Cihangir Bey ise kontrolünü kaybettiğinin farkındaydı. Bu bile delirmesine yeterli olurken sağ elini kaldırıp arkasından duran sadık adamı Cengiz'e işaret verdi. Efendisinin ne demek istediği anlayan Cengiz anında yönünü özel odaya çevirdi.
Sert adımlarla yürüyüp merdivenlerden aşağı inerken İskender arkasına yaslanıp ikilinin sert bakışmalarını izledi. Zira birazdan büyük bir kıyametin kopacağı belliydi. Michele Angel elerini sertçe masaya vurup "kaldığımız yerden devam edelim Cihangir.

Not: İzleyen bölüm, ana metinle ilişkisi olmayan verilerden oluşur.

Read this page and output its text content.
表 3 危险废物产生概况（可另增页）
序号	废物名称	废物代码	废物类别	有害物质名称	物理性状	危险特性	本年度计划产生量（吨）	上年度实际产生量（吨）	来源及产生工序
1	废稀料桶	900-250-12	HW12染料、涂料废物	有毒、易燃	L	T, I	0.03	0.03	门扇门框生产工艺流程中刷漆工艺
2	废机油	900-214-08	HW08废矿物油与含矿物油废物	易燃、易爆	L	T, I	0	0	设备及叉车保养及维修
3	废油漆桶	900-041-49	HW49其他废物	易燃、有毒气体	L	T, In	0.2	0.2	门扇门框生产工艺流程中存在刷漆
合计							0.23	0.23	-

Bakışmanızı daha sonra da yapabilirsiniz" dedi.
Cihat başını dikleştirip öfkeden kısılan gözlerini sol yanında oturan Michele'a çevirdi. "Sevkiyat bu gece saat 00:20'de olacak. Bunun için çok zamanımız yok. Nasıl bir plan kurdunuz ilk olarak anlatın". İskender kahkaha atıp "ayaklar baş olmuş Cihangir farkında mısın?" diyerek bir soru yöneltti.
Cihangir Bey ise hiç olmadığı kadar öfkeliydi. Cihat karşısında bu kadar emin konuşuyorsa bilgisi olmadan çok büyük işler çevirdiğini anlıyordu. Ve hiçbir şey bilememek onu çileden çıkartıyordu. İskender'in sözlerini yutmak zorunda olan Cihangir Bey "sevkiyat ile birlikte diğer ticareti de devreye sokuyoruz. Vietnam bölgesini ablukaya aldık. Eski düzen artık tarih oldu" dedi.
Cihat içten içe kahkahalar atarken bir konuda hak verdi amcasına. Eski düzen artık yerle bir oldu. Bu savaş kolay geçecek gibi değildi. Ucu bucağı olmadığı gibi bir de dünya ülkelerinin işin içinde olduğunu varsayarsak Cihat ve Tuğçe daha çok plan kuracaklar gibi dokunuyordu.
Çünkü birilerini yok etmek kesinlikle çözüm değildi. Onların öyle derin kökleri vardı ki, koca bir tarlayı kurutmak gerekiyordu. Cihat ilk hamleyi masaya açmaya karar verdi.
"Senin bilgin dışında Esat Bey ve masası nasıl katledilir?".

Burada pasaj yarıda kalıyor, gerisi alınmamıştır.